Başarılı Restorasyon Projesi Örnekleri

Mimari yapıların yalnızca ayakta kalması değil, “ruhunu” koruması da zamanla yarışan bir sanat. Yangın, savaş, deprem ya da sadece zamanın yıpratıcı etkilerine rağmen titizlikle restore edilen ve özgün işlevlerini koruyarak yaşamaya devam eden başarılı restorasyon örnekleri; kolektif hafıza, mimari dili ve kültürel sürekliliği de onarıyor.
Dünyanın en başarılı restorasyon örnekleri verdiğimiz bu yazıda, geçmişin izlerini silmeden geleceğe taşıyan ve aynı zamanda sürdürülebilirlik açısından da değerli uygulamalarla geri kazandığımız yapılar yer alıyor.
Notre Dame de Paris

Nerede? | Paris, Fransa |
Orijinal Tarih | 1163-1345 |
Restorasyon Tarihi | 2020-2024 |
Gotik mimarinin dünya çapındaki en çarpıcı örneklerinden Notre Dame de Paris, yalnızca Paris’in değil, Fransız kültürel kimliğinin de kalbinde yer alıyor. 1163-1345 yıllarında tamamlanan görkemli yapı, yüzyıllar boyunca savaşlara, devrimlere ve yangınlara direniyor ve her seferinde ustalıkla restore edilerek ayakta tutuluyor.
- Fransız Devrimi ile büyük hasar gören ve 19. yüzyılda Victor Hugo’nun kalemiyle kamuoyunun dikkatini çeken yapı, Viollet-le-Duc’un 23 yıl süren restorasyonuyla ikinci hayatına kavuşuyor.
- 15 Nisan 2019’da sebebi bilinmeyen büyük yangın, katedralin kulesinin çökmesine, bin yıllık ahşap çatı iskeletinin ve üst tonozların yok olmasına sebep oluyor. Bu felaket sonrasında Notre Dame de Paris bir kez daha olağanüstü bir restorana giriyor.
2020-2024 yıllarında yürütülen restorasyon çalışması, Viollet-le-Duc’un 19. yüzyıldaki restorasyonuna tamamen sadık kalınarak yapının özgün Gotik karakterini koruyor ve Notre Dame de Paris, dünyanın en başarılı restorasyon örnekleri arasında gösteriliyor.
- Yangında yok olan çatı iskeletinin yeniden inşasında, Paris çevresindeki ormanlardan dikkatle seçilen, 100 yaşını geçmiş meşe ağaçları kullanılıyor.
- Geleneksel marangozluk tekniklerinin yaşatılması amacıyla, ahşap kirişler geleneksel el aletleri kullanılarak, “Trait de Charpente” gibi somut olmayan kültürel miras unsuru, Orta Çağ marangozluk teknikleriyle yaratılıyor.
- Fransız zanaatkarlar, taş ustaları, heykeltraşlar, cam sanatçıları, mühendisler ve org yapımcılarından oluşan 1000 kişilik ekip, adeta bir kültürel seferberlik içinde çalışıyor.

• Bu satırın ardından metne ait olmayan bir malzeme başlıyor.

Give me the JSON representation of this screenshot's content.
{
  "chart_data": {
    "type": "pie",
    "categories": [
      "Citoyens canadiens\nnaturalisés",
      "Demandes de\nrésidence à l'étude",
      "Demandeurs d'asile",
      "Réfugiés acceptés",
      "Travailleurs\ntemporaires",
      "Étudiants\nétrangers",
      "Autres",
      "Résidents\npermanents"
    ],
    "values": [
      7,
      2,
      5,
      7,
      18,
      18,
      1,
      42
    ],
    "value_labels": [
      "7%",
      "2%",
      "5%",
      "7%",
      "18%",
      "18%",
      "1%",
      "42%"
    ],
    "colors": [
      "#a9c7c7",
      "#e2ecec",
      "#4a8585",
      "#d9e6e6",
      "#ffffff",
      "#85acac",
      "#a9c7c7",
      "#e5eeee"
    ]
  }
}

Her biri Gotik mimarlık ve geleneksel işçilik konusunda uzman olan bu kişiler, hem kolektif zanaat mirasını hem de Fransız mimari bilgisini yaşatarak Notre Dame’ı yalnızca fiziksel olarak değil, ruhen de yeniden inşa ediyor.
- Restorasyon sürecinde sadece yapı değil, kutsal emanetler de unutulmuyor. Yeniden cilalanan eski ahşaplar, kirden arındırılmış taş yüzeyler ve özenle onarılan vitraylar, yapının hem geçmişine hem de geleceğine tanıklık ediyor.
- Notre Dame de Paris’in inşasında sürdürülebilir mimari anlayışı da ön planda. Dayanıklı ve geri dönüştürülebilir doğal malzemeler tercih edilerek hem çevresel hem de kültürel sürdürülebilirlik sağlanıyor.
Bugün Notre Dame de Paris, sadece bir mimari başyapıt değil, aynı zamanda direncin, kolektif emeğin ve kültürel bilincin bir sembolü. Geleneksel işçilikle modern teknolojinin buluştuğu bu süreç, katedrali dünyanın en başarılı restorasyon örnekleri arasında ilk sıralara sokuyor.
Mont Saint Michel Abbey

Nerede? | Normandiya, Fransa |
Orijinal Tarih | 8.-16. yy |
Restorasyon Tarihi | 2005-2014 |
Fransa’nın Normandiya kıyılarında yer alan Mont Saint Michel, yalnızca bir manastır değil; yüzyıllar boyunca hac merkezi, doğal bir savunma kalesi, mimari şaheser olarak işlev gören eşsiz bir yapılar topluluğu ve dünyanın en başarılı restorasyon örnekleri arasında.
- 8. yüzyılda, bir keşişin rüyasında Başmelek Mikail’i görmesiyle dini bir merkez haline gelen kayalık ada, zamanla Romanesk ve Gotik mimarinin harmanlandığı büyüleyici bir manastıra dönüşüyor. Gelgitlerle izole olabilen bu doğal konumu sayesinde Orta Çağ’da askeri savunma için de kullanılıyor ve Yüz Yıl Savaşları’nda direnişin sembolü oluyor.
- 17. yüzyılda azalan hac ziyaretlerinden dolayı hapishaneye dönüştürülmek isteniyor; ancak Victor Hugo gibi isimlerin müdahalesiyle bu girişim engelleniyor; manastırın mimari ve dini kimliği yenidene koruma altına alınıyor.
2005-2014 yılları arasında yürütülen restorasyon projesi, “saf restorasyon” yaklaşımın ve sürdürülebilir miras yönetiminin en iyi güçlü örneklerinden.
- Manastırın görkemli Gotik yapıları, 13. yüzyıldan kalma Merveille (Mucize) isimli bölüm, geleneksel tekniklerle restore ediliyor.
- Damarlı görünümlü ve dayanıklılığıyla öne çıkan yerel Phyllite arduvazı ile çatı kaplamaları yenileniyor.
- Tuz ve rüzgarın aşındırdığı cepheler, el aletleriyle çalışan zanaatkarlar tarafından onarılıyor.
- Yapının simgesi haline gelen Başmelek Mikail heykeli, restore edilerek yeniden yaldızlanıyor. Bu süreç için iskele kuruluyor, heykel helikopterle taşınıyor ve titizlikle restore ediliyor. Ziyaretçilerin yukarıya her adımda biraz daha yaklaştığı bu heykel, sadece dini bir sembol değil, aynı zamanda ustalıklı bir koruma ve restorasyon pratiğinin göstergesi.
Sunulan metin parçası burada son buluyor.